I’m about half-way through the readable part of the book. Swift is very much a member of the C family of languages. Some observations from Day One:

  • The Xcode list is busy, mostly with people complaining about having to learn. Grow up. kids.
  • The book, for once, is written for a capable audience, an audience who have been here before and who mean business.
  • Swift remediates errors in Objective C, in C, and in C++. No multiple inheritance, no pointers, no opportunity to confuse = and == in if statements. It has modules, so we can dispense with ObjC prefixing.
  • Plenty of good ideas from other languages. Perl-inflected control structures, Ruby’s === operator and fondness for closures, Common Lisp’s hooks for methods called before or after mutators.
  • What the early discussion I’ve seen misses is the very nice language support for null objects. That’s going to be a big, big win, and I suspect it’s a primary motivation for the language change. Weaning people away from ubiquitous nil checks will be a very good thing.

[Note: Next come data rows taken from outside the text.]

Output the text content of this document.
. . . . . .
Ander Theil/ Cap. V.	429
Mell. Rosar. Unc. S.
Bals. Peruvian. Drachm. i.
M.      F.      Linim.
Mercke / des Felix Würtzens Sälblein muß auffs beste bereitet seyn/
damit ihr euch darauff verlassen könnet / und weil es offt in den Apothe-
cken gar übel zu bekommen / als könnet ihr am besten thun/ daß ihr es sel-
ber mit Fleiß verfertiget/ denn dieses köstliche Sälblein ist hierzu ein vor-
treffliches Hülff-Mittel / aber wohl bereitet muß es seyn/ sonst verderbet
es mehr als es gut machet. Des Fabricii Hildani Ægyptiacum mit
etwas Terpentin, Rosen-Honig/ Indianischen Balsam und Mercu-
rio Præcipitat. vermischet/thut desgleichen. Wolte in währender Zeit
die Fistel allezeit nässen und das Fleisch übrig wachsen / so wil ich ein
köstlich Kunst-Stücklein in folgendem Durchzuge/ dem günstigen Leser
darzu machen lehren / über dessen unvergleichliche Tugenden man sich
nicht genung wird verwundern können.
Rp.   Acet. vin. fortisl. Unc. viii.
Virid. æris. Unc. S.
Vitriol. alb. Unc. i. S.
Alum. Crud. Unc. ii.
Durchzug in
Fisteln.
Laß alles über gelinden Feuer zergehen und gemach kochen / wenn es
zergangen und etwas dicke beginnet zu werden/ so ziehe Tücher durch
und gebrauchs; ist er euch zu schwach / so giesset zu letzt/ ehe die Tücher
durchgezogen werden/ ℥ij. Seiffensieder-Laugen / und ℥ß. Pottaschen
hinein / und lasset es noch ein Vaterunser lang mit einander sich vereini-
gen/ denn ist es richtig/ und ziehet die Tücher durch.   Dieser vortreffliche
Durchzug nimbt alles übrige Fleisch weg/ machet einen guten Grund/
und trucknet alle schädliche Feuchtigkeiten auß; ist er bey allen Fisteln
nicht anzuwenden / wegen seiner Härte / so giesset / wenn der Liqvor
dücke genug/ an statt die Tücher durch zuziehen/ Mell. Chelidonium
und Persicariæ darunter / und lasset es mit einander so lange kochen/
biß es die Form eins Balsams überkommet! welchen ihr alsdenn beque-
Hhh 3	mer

I don’t see any obvious reason Swift should be that much faster than Objective C. The popular coverage emphasizes execution speed, but I suspect that’s wool pulled over non-technical eyes. Some of the new features — range checks for boundary access, run-time type checking for downcasts, more reliance on call-by-value structs — come with modest performance penalties.

What I miss in the story so far is technical motivation: what are we trying to do, and what influences are we following? The introduction of Go, for example, was very good on this subject: we’re making life easy on the compiler so we can compile really quickly. ObjC didn’t have much motivation; it’s old, and it’s responding to old concerns. But Swift is new; a decent respect for the opinions of mankind should compel some statement of what they’re trying to accomplish.